In any case, Death Wish II follows the same path as its predecessor! Bronson plays Paul Kersey, a former New Yorker who has relocated to Los Angeles, where, strangely, he seems to have become the in-house architect for a radio station! Tragedy befalls his family when a local rape gang steals his wallet, then goes to his house and performs one of the most hideously protracted sexual assault scenes outside of Irreversible on the poor maid! Then when Bronson and his daughter, who is still traumatized from her rape in the first picture, arrive home, they bop him on the head, kidnap the daughter, rape her too, then chase her out a window from which she plummets to a gruesome death by transfixion!
Ha ha, after that, the stone-faced Bronson dons a street-bum outfit and takes to the streets, where he very implausibly tracks down the gang members, and takes out a few extra muggers and another rape gang in the bargain!
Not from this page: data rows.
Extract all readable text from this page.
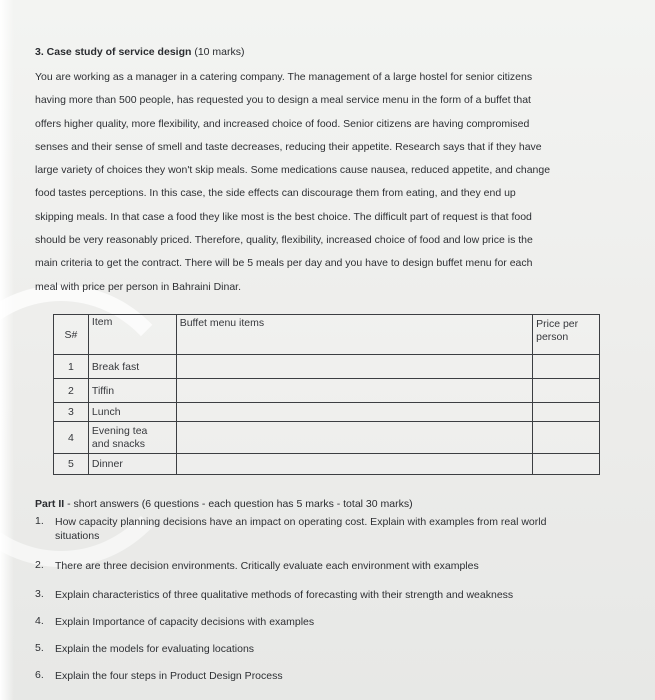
3. Case study of service design (10 marks)
You are working as a manager in a catering company. The management of a large hostel for senior citizens
having more than 500 people, has requested you to design a meal service menu in the form of a buffet that
offers higher quality, more flexibility, and increased choice of food. Senior citizens are having compromised
senses and their sense of smell and taste decreases, reducing their appetite. Research says that if they have
large variety of choices they won't skip meals. Some medications cause nausea, reduced appetite, and change
food tastes perceptions. In this case, the side effects can discourage them from eating, and they end up
skipping meals. In that case a food they like most is the best choice. The difficult part of request is that food
should be very reasonably priced. Therefore, quality, flexibility, increased choice of food and low price is the
main criteria to get the contract. There will be 5 meals per day and you have to design buffet menu for each
meal with price per person in Bahraini Dinar.
S#	Item	Buffet menu items	Price per
person

1	Break fast		
2	Tiffin		
3	Lunch		
4	Evening tea
and snacks		

5	Dinner		
Part II - short answers (6 questions - each question has 5 marks - total 30 marks)
1. How capacity planning decisions have an impact on operating cost. Explain with examples from real world
situations
2. There are three decision environments. Critically evaluate each environment with examples
3. Explain characteristics of three qualitative methods of forecasting with their strength and weakness
4. Explain Importance of capacity decisions with examples
5. Explain the models for evaluating locations
6. Explain the four steps in Product Design Process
The cop from the first picture, Vincent Gardenia, follows him from New York, but then is blasted by the gangs! And it ends in a hospital where Bronson is helped out by a bearded orderly played by John Carpenter mainstay Charles “Halloween” Cyphers!
All of this is done very badly! The movie at once is a surprisingly realistically depiction of gang violence – namely, it’s messy, skeezy, disorganized and boring – and a boneheaded revenge fantasy that can’t even pull off its Neanderthal idea of catharsis! It goes without saying that the political nuance on view here is of the single-celled variety, but even in filmmaking terms, the movie is so inept it’s almost shocking! So, in short, Ebert was not overreacting to this one – ha ha, you had the right idea, brother!
I’ll refrain from saying more, because it’s just not worth it! Because Bronson has his own appeal, because some of the gang members are actual, decent actors (Kevyn Major “Full Metal Jacket” Howard, whom I always took to be the lost Howard brother, and Laurence “A Nightmare on Elm Street 3” Fishburne are among them) and because buried within the awful music by Jimmy Page, there is one halfway effective track, I’ll give Death Wish II one half of a cheesy glass cat! Bleah, stay away!